Trader Jeremie Kayobera had his life changed by a radio broadcast. It wasn’t a religious broadcast, or a political one, but a nuts and bolts broadcast about how to take advantage of Burundi’s membership of the East African Community (EAC).
Until that December 2011 radio show, he had bought maize flour in Tanzania or Uganda, Burundi’s economically powerful neighbours, imported it, paid his border dues and sold the staple foodstuff in his home country.
Why not? It’s a pattern of business repeated across the whole spectrum of Burundi’s trade relationships with its EAC neigbours: buy across the frontier, import, and sell. Every market place in even the smallest community bears witness to this pattern of doing business.
That changed overnight. He heard a radio programme explain to him that he could take advantage of start-up help from the government’s API Investment agency; he heard how much or how little he would have to pay in tax to the state’s Office Burundais des Recettes (OBR), the revenue authority.
Today he has realized a dream and established his own maize mill in Kanyanza. Goodbye paying taxes on imported foodstuffs. Hello the opportunity to make bigger profits milling from local produce, and to export.
“It doesn’t matter where you go in the countryside, you find that people know almost nothing about the benefits of EAC membership or the steps the government is taking to help business compete in the EAC,” says Davy Rubangisha, Programme Manager at the RPA radio, Burundi’s private and biggest station.
“With the help of TradeMark East Africa (TMEA), we are broadcasting every week special programmes about what EAC membership really means. The reaction across the board is: We didn’t know much about this until your programme. Thanks so much.”

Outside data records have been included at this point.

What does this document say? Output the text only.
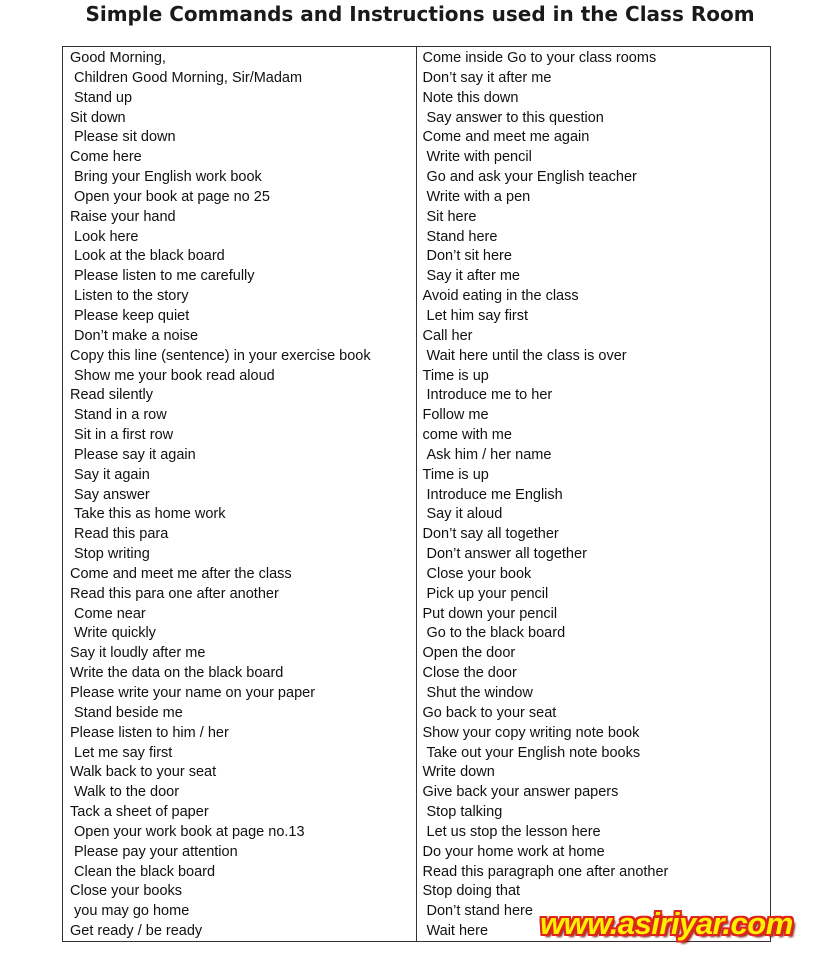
Simple Commands and Instructions used in the Class Room
Good Morning,
Children Good Morning, Sir/Madam
Stand up
Sit down
Please sit down
Come here
Bring your English work book
Open your book at page no 25
Raise your hand
Look here
Look at the black board
Please listen to me carefully
Listen to the story
Please keep quiet
Don’t make a noise
Copy this line (sentence) in your exercise book
Show me your book read aloud
Read silently
Stand in a row
Sit in a first row
Please say it again
Say it again
Say answer
Take this as home work
Read this para
Stop writing
Come and meet me after the class
Read this para one after another
Come near
Write quickly
Say it loudly after me
Write the data on the black board
Please write your name on your paper
Stand beside me
Please listen to him / her
Let me say first
Walk back to your seat
Walk to the door
Tack a sheet of paper
Open your work book at page no.13
Please pay your attention
Clean the black board
Close your books
you may go home
Get ready / be ready
Come inside Go to your class rooms
Don’t say it after me
Note this down
Say answer to this question
Come and meet me again
Write with pencil
Go and ask your English teacher
Write with a pen
Sit here
Stand here
Don’t sit here
Say it after me
Avoid eating in the class
Let him say first
Call her
Wait here until the class is over
Time is up
Introduce me to her
Follow me
come with me
Ask him / her name
Time is up
Introduce me English
Say it aloud
Don’t say all together
Don’t answer all together
Close your book
Pick up your pencil
Put down your pencil
Go to the black board
Open the door
Close the door
Shut the window
Go back to your seat
Show your copy writing note book
Take out your English note books
Write down
Give back your answer papers
Stop talking
Let us stop the lesson here
Do your home work at home
Read this paragraph one after another
Stop doing that
Don’t stand here
Wait here	www.asiriyar.com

The TradeMark East Africa (TMEA) programme supports government and private media to help the community’s smallest and economically least developed state align its business thinking and practice with those of the other four members and to take advantage of some of the innovations at home aimed at making Burundi more EAC-competitive.
“The media has a key role to play in disseminating knowledge about our EAC membership,” said Burundi’s MEAC minister, Hafsa Mossi. “The private media is doing an excellent job in informing the people and we are grateful to TradeMark East Africa (TMEA) for backing it.”
The TradeMark East Africa (TMEA) programme is part of a broad engagement with civil society and the government to shine the light of EAC business opportunities in all four corners of Burundi through seminars and debates and, above all, the media.
One of these is the establishment of the OBR itself to sweep away a creaking, muddled and arbitrary tax system and to put real revenue in government coffers to fund schools, hospitals and dams and to create opportunities for start-up businesses.
OBR has doubled state revenues in two years and is part of a government drive to rationalize and standardize the whole business of taxation, which, until OBR’s creation, was a haphazard affair.
Another RPA broadcast highlighted the plight of traders at the distant lakeside port of Rumonge, a gateway to Tanzania and the Democratic Republic of Congo.
They complained that there was no OBR presence at the port to clear imports from their two neighbours, so traders had to come all the way to Bujumbura (65 Km) to get their paperwork cleared, then return to the port to unload and start selling their goods. The cost of the journey in time and money raised the price of every item.
The result? OBR opened an office in Rumonge so goods can be cleared when they land and people can buy them locally.
“We are tracking the results of the broadcasts and media interventions and can see that they are having concrete results everywhere they are followed, and followed up. People tell us we are changing their lives for the better, and that is what it is all about,” said Anthe Vrijlandt, TradeMark East Africa (TMEA)’s Burundi Country Director.